Our approach to alignment research

There is currently no known indefinitely scalable solution to the alignment problem. As AI progress continues, we expect to find a number of new alignment issues that we haven’t yet seen in current systems. Some of these issues we anticipate now, and some of them will be entirely new.

We believe that finding a solution that is scalable indefinitely is probably very difficult. Instead, we aim for a more pragmatic approach: building and aligning a system that can make alignment research progress faster and better than humans.

As we progress through this, our AI systems can increasingly take over our alignment work and ultimately conceive, implement, study, and develop better alignment techniques than we have now. They will work alongside the humans to ensure that their own successors are more aligned with the humans.

We believe that evaluating alignment research is substantially easier than producing it, especially when evaluation assistance is provided. Therefore, human researchers will increasingly focus their effort on reviewing alignment research performed by AI systems rather than generating this research themselves. Our goal is to train models to be so aligned that we can offload almost all of the cognitive work required for alignment research.

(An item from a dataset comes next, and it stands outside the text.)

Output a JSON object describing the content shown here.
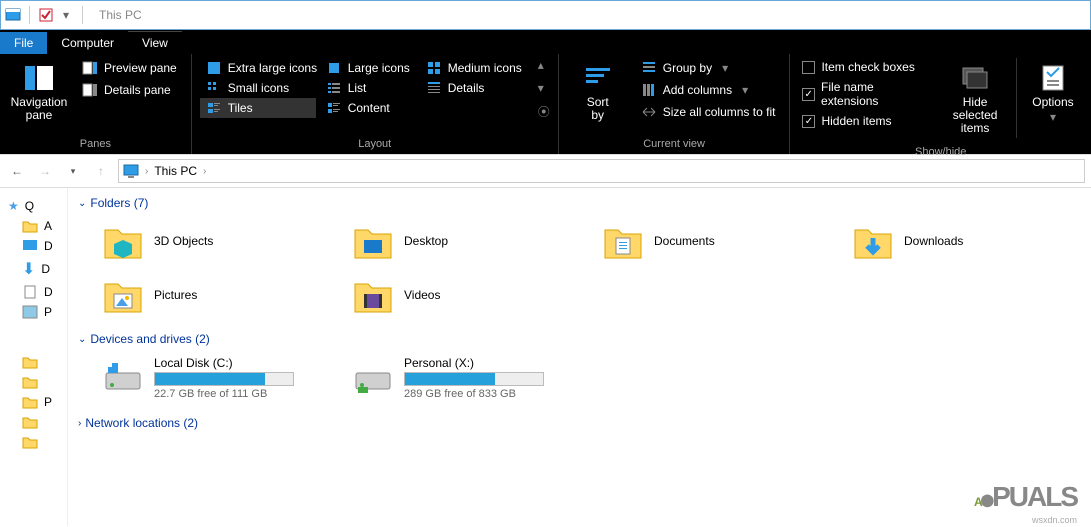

Importantly, we only need “tighter” AI systems that have human-level capabilities in the relevant domains to do as well as humans at alignment research. We expect these AI systems to be easier to align than general purpose systems or the systems to be much smarter than humans.

Language models are particularly well-suited for automating alignment research because they come “preloaded” with a wealth of knowledge and information about the human values of Internet reading. Outside of the box, they are not independent agents and therefore do not pursue their own goals in the world. To conduct alignment research, you do not need unlimited Internet access. However, many alignment investigation tasks can be expressed as natural language or coding tasks.

Future versions of WebGPT, InstructGPT, and Codex may provide a foundation as alignment research aids, but they are not yet capable enough. While we don’t know when our models will be capable enough to contribute significantly to alignment research, we think it’s important to start early. Once we train a model that might be useful, we plan to make it accessible to the external alignment research community.